High and rising inflation systematically poses a threat to the performance of traditional investment classes. With the Fed working furiously to respond to inflation and restore price stability through drastic interest rate hikes, many investors are concerned about the short- and long-term prospects for alternative investments as well.
Naturally, no investment is without risk. That said, for investors seeking a portfolio hedge as the economy moves into a period of unsettled interest rates, the resilient profile of strategic real estate investments can still offer strong returns.
As a vertically integrated real estate sponsor that has successfully navigated many real estate cycles and market fluctuations, we have identified the key fundamentals that make real estate investments, specifically multifamily, the most resilient in today’s macroeconomic climate.
Below we discuss these fundamentals and provide insight on how investors can combat inflation and rising interest rates to maximize returns:
1. Real estate investments continue to thrive despite relentlessly strong inflation. But not all property types fare the same.

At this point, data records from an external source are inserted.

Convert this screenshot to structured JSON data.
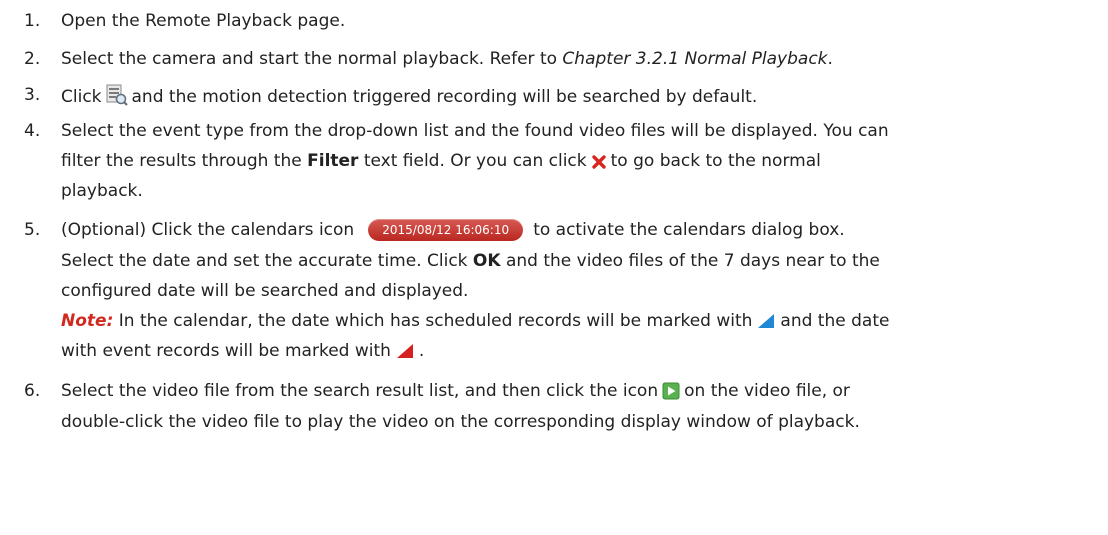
{
  "steps": [
    {
      "num": "1.",
      "text": "Open the Remote Playback page."
    },
    {
      "num": "2.",
      "text_a": "Select the camera and start the normal playback. Refer to ",
      "ref": "Chapter 3.2.1 Normal Playback",
      "text_b": "."
    },
    {
      "num": "3.",
      "text_a": "Click",
      "icon": "search-files-icon",
      "text_b": "and the motion detection triggered recording will be searched by default."
    },
    {
      "num": "4.",
      "line1": "Select the event type from the drop-down list and the found video files will be displayed. You can",
      "l2_a": "filter the results through the ",
      "l2_bold": "Filter",
      "l2_b": " text field. Or you can click",
      "icon": "close-red-x-icon",
      "l2_c": "to go back to the normal",
      "line3": "playback."
    },
    {
      "num": "5.",
      "l1_a": "(Optional) Click the calendars icon",
      "time_value": "2015/08/12 16:06:10",
      "l1_b": "to activate the calendars dialog box.",
      "l2_a": "Select the date and set the accurate time. Click ",
      "l2_bold": "OK",
      "l2_b": " and the video files of the 7 days near to the",
      "line3": "configured date will be searched and displayed.",
      "note_label": "Note:",
      "note_a": " In the calendar, the date which has scheduled records will be marked with",
      "note_b": "and the date",
      "note_c": "with event records will be marked with",
      "note_d": "."
    },
    {
      "num": "6.",
      "l1_a": "Select the video file from the search result list, and then click the icon",
      "icon": "play-icon",
      "l1_b": "on the video file, or",
      "line2": "double-click the video file to play the video on the corresponding display window of playback."
    }
  ],
  "colors": {
    "note": "#d02a1f",
    "time_bar": "#c43a33",
    "scheduled_marker": "#1e88d6",
    "event_marker": "#d62020"
  }
}
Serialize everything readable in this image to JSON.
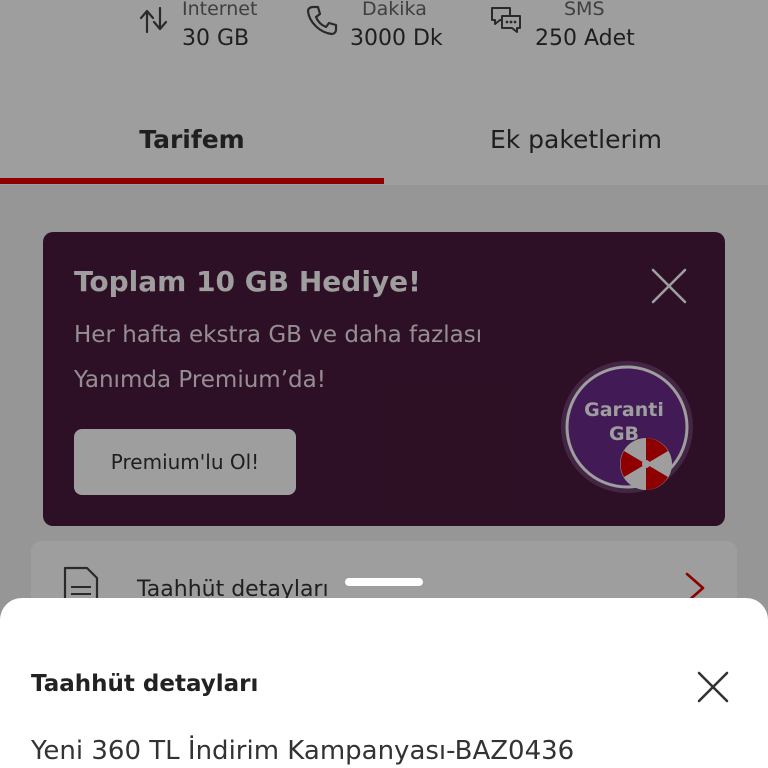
{
  "usage": {
    "internet": {
      "label": "Internet",
      "value": "30 GB",
      "icon": "data-transfer-icon"
    },
    "minutes": {
      "label": "Dakika",
      "value": "3000 Dk",
      "icon": "phone-icon"
    },
    "sms": {
      "label": "SMS",
      "value": "250 Adet",
      "icon": "chat-bubbles-icon"
    }
  },
  "tabs": [
    {
      "label": "Tarifem",
      "active": true
    },
    {
      "label": "Ek paketlerim",
      "active": false
    }
  ],
  "promo": {
    "title": "Toplam 10 GB Hediye!",
    "line1": "Her hafta ekstra GB ve daha fazlası",
    "line2": "Yanımda Premium’da!",
    "button": "Premium'lu Ol!",
    "badge_line1": "Garanti",
    "badge_line2": "GB"
  },
  "commitment_row": {
    "label": "Taahhüt detayları"
  },
  "sheet": {
    "title": "Taahhüt detayları",
    "body": "Yeni 360 TL İndirim Kampanyası-BAZ0436"
  },
  "colors": {
    "accent": "#e60000",
    "promo_bg": "#4a1a3c",
    "badge_bg": "#6a2a8c"
  }
}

When considering traditional investment assets such as bonds and stocks, inflation historically erodes principal value and pushes down the price investors are willing to pay. While in response, rising interest rates weigh on asset prices—sometimes reversing the wealth effect for investors.
Since the coupon on most bonds or fixed-income securities remains the same until maturity, the purchasing power of the interest payments declines as inflation rises.
For equity investors, market participants frequently discount future cash flows at a higher rate when inflation rises. The higher the level of inflation, the greater the discount rate applied to earnings, thus lowering the value the stock.
Despite peaked inflation and rising interest rates, over the past year, real estate investments have continued to produce steady, predictable income. That said, certain real estate property types are more vulnerable to inflation and climbing interest rates than others—with multifamily assets in particular standing apart. Characterized by short-duration leases, or by rents linked to revenues, multifamily assets provide the highest level of inflation protection.
Due to their ability to maintain dynamic cash flows, multifamily real estate assets are well-positioned for resilience. Leases for multifamily properties embody shorter terms of just one year, often followed by monthly lease extensions. This fundamental allows asset owners to quickly adjust rents to compensate for inflation and capitalize on increased demand.
2. An increase in Treasury rates does not always produce an equal increase in borrowing costs—they do not move in lockstep.
It is important to note the nuanced relationship between Treasury rates and borrowing costs. Margins, or loan spreads, charged by lenders can actually be reduced during periods of rising rates. Such narrowing of loan spreads is often seen in competitive lending markets—like multifamily, where agency lenders are active.